In this project, I created “slow” data sonifications, like this one:
These sonifications expose the hidden labor in representing and interpreting data and provides a stark contrast to the “fast” prefab data representations that typically come with personal tracking devices.
Visit the project website to listen to more sonifications and read reflections on the project.
Published as a Provocation in DIS 2019: Jordan Wirfs-Brock. 2019. Recipes for Breaking Data Free: Alternative Interactions for Experiencing Personal Data. In Companion Publication of the 2019 on Designing Interactive Systems Conference 2019 Companion (DIS '19 Companion). ACM, New York, NY, USA, 325-330. DOI: https://doi.org/10.1145/3301019.3323892 | PDF | View in ACM digital library
View the poster (high res PDF)
I originally created this project as coursework for Critical Technical Practice, Fall 2018, taught by Laura Devendorf.
In a future where we track everything, how will data representations dictate how we relate to ourselves and the world?
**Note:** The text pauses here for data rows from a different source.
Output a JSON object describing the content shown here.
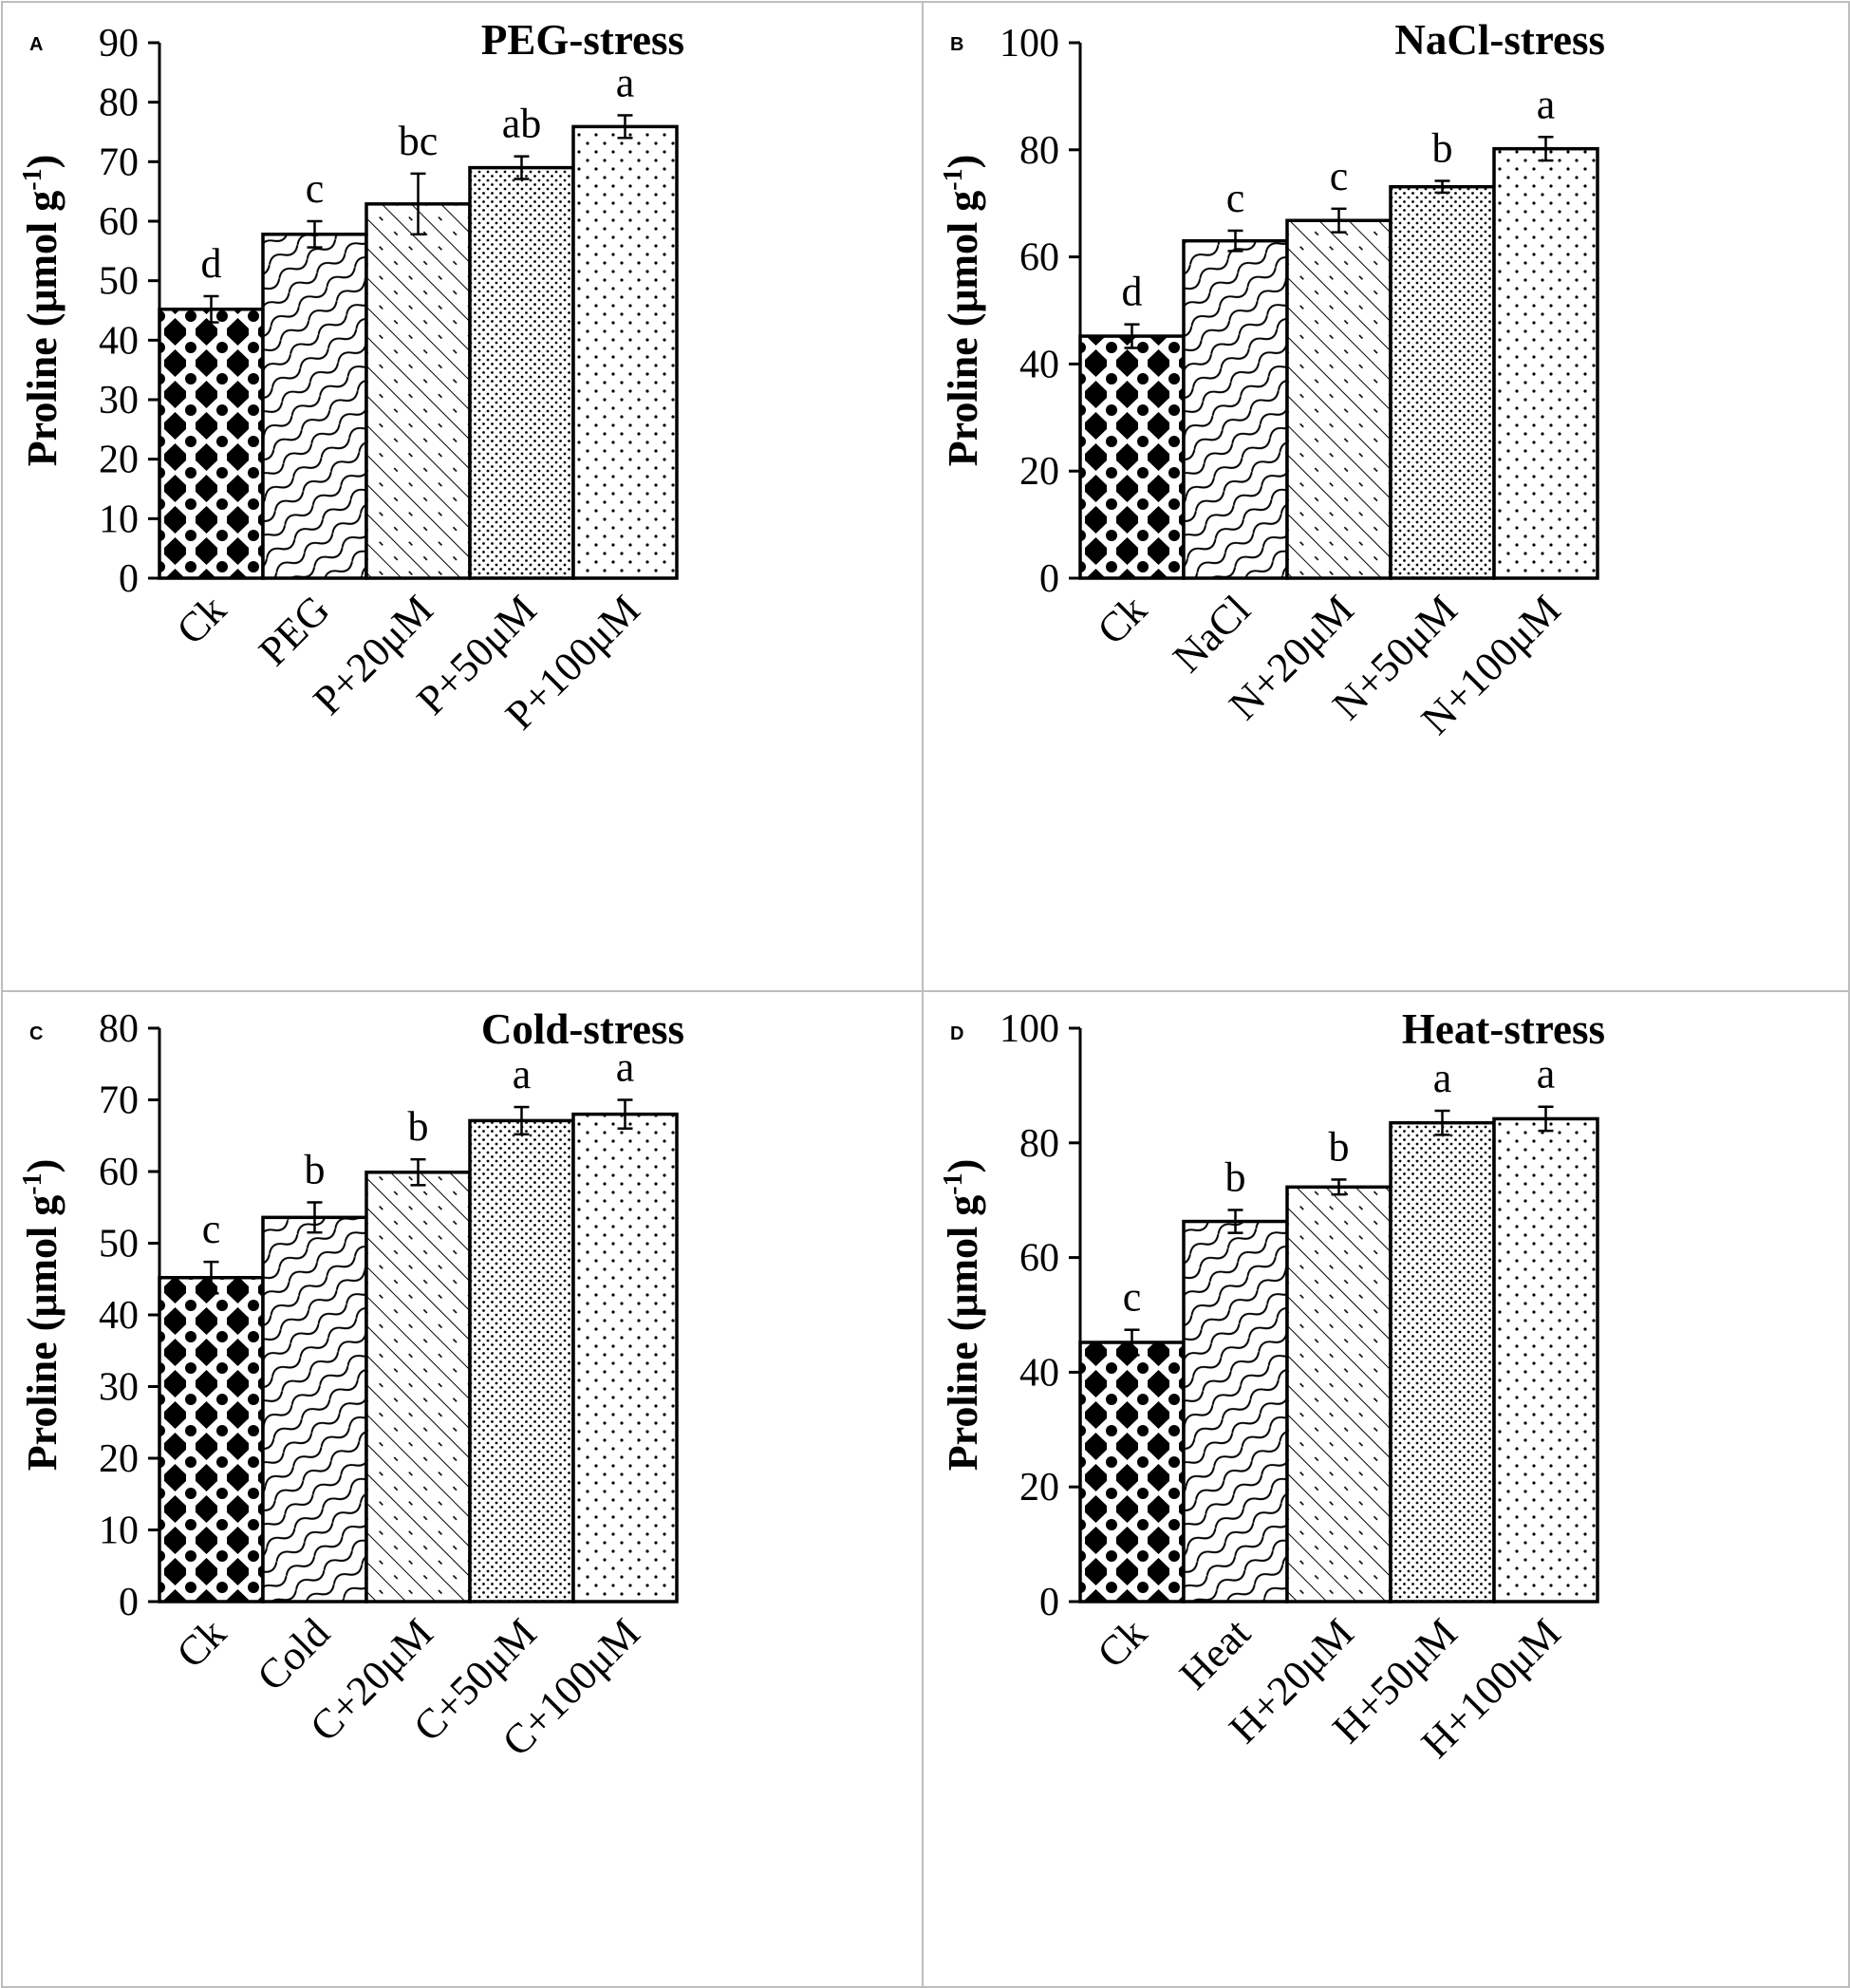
{
  "chart_data": [
    {
      "type": "bar",
      "panel": "A",
      "title": "PEG-stress",
      "ylabel": "Proline (μmol g⁻¹)",
      "ylabel_main": "Proline (μmol g",
      "ylabel_sup": "-1",
      "ylabel_tail": ")",
      "ylim": [
        0,
        90
      ],
      "yticks": [
        0,
        10,
        20,
        30,
        40,
        50,
        60,
        70,
        80,
        90
      ],
      "categories": [
        "Ck",
        "PEG",
        "P+20μM",
        "P+50μM",
        "P+100μM"
      ],
      "values": [
        45.2,
        57.8,
        62.9,
        69.0,
        75.9
      ],
      "errors": [
        2.2,
        2.2,
        5.1,
        1.9,
        1.9
      ],
      "letters": [
        "d",
        "c",
        "bc",
        "ab",
        "a"
      ],
      "grid": false
    },
    {
      "type": "bar",
      "panel": "B",
      "title": "NaCl-stress",
      "ylabel": "Proline (μmol g⁻¹)",
      "ylabel_main": "Proline (μmol g",
      "ylabel_sup": "-1",
      "ylabel_tail": ")",
      "ylim": [
        0,
        100
      ],
      "yticks": [
        0,
        20,
        40,
        60,
        80,
        100
      ],
      "categories": [
        "Ck",
        "NaCl",
        "N+20μM",
        "N+50μM",
        "N+100μM"
      ],
      "values": [
        45.2,
        63.0,
        66.8,
        73.1,
        80.2
      ],
      "errors": [
        2.2,
        1.9,
        2.2,
        1.1,
        2.2
      ],
      "letters": [
        "d",
        "c",
        "c",
        "b",
        "a"
      ],
      "grid": false
    },
    {
      "type": "bar",
      "panel": "C",
      "title": "Cold-stress",
      "ylabel": "Proline (μmol g⁻¹)",
      "ylabel_main": "Proline (μmol g",
      "ylabel_sup": "-1",
      "ylabel_tail": ")",
      "ylim": [
        0,
        80
      ],
      "yticks": [
        0,
        10,
        20,
        30,
        40,
        50,
        60,
        70,
        80
      ],
      "categories": [
        "Ck",
        "Cold",
        "C+20μM",
        "C+50μM",
        "C+100μM"
      ],
      "values": [
        45.2,
        53.6,
        59.9,
        67.1,
        68.0
      ],
      "errors": [
        2.2,
        2.1,
        1.8,
        1.9,
        2.0
      ],
      "letters": [
        "c",
        "b",
        "b",
        "a",
        "a"
      ],
      "grid": false
    },
    {
      "type": "bar",
      "panel": "D",
      "title": "Heat-stress",
      "ylabel": "Proline (μmol g⁻¹)",
      "ylabel_main": "Proline (μmol g",
      "ylabel_sup": "-1",
      "ylabel_tail": ")",
      "ylim": [
        0,
        100
      ],
      "yticks": [
        0,
        20,
        40,
        60,
        80,
        100
      ],
      "categories": [
        "Ck",
        "Heat",
        "H+20μM",
        "H+50μM",
        "H+100μM"
      ],
      "values": [
        45.2,
        66.3,
        72.3,
        83.5,
        84.2
      ],
      "errors": [
        2.2,
        2.0,
        1.3,
        2.1,
        2.1
      ],
      "letters": [
        "c",
        "b",
        "b",
        "a",
        "a"
      ],
      "grid": false
    }
  ]
}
This project explores the relationship between personal biometric data and the meaning we find in it. I designed a speculative self-tracking system, Quantuition, that collects data from body-based nanosensors. The system renders that data into 3D data sculptures. Presented in the form of an Instagram feed, this speculation highlights how data-design influences the process of individual and social sense-making. We often ascribe power and authority to data representations — while simultaneously overlooking the hidden decisions embedded in those representations about what to measure, analyze, emphasize and display.
When self-tracking becomes pervasive, are we ruled by data or do we rule it? In the near future, personal sensors track everything: how fast our hair is growing, the amount of dust we inhale, how many tears we cry. As we become aware of these myriad personal data points, they could overwhelm us. How do we draw meaning from this data? How do our interpretations of this data influence our actions, and what are the implications of these new feedback loops?
Interact with the feed on InstagramThis project produced several provocations for tangible data futures:
I submitted this work to the TEI 2019 Student Design Competition, where it was won the award for best concept/design.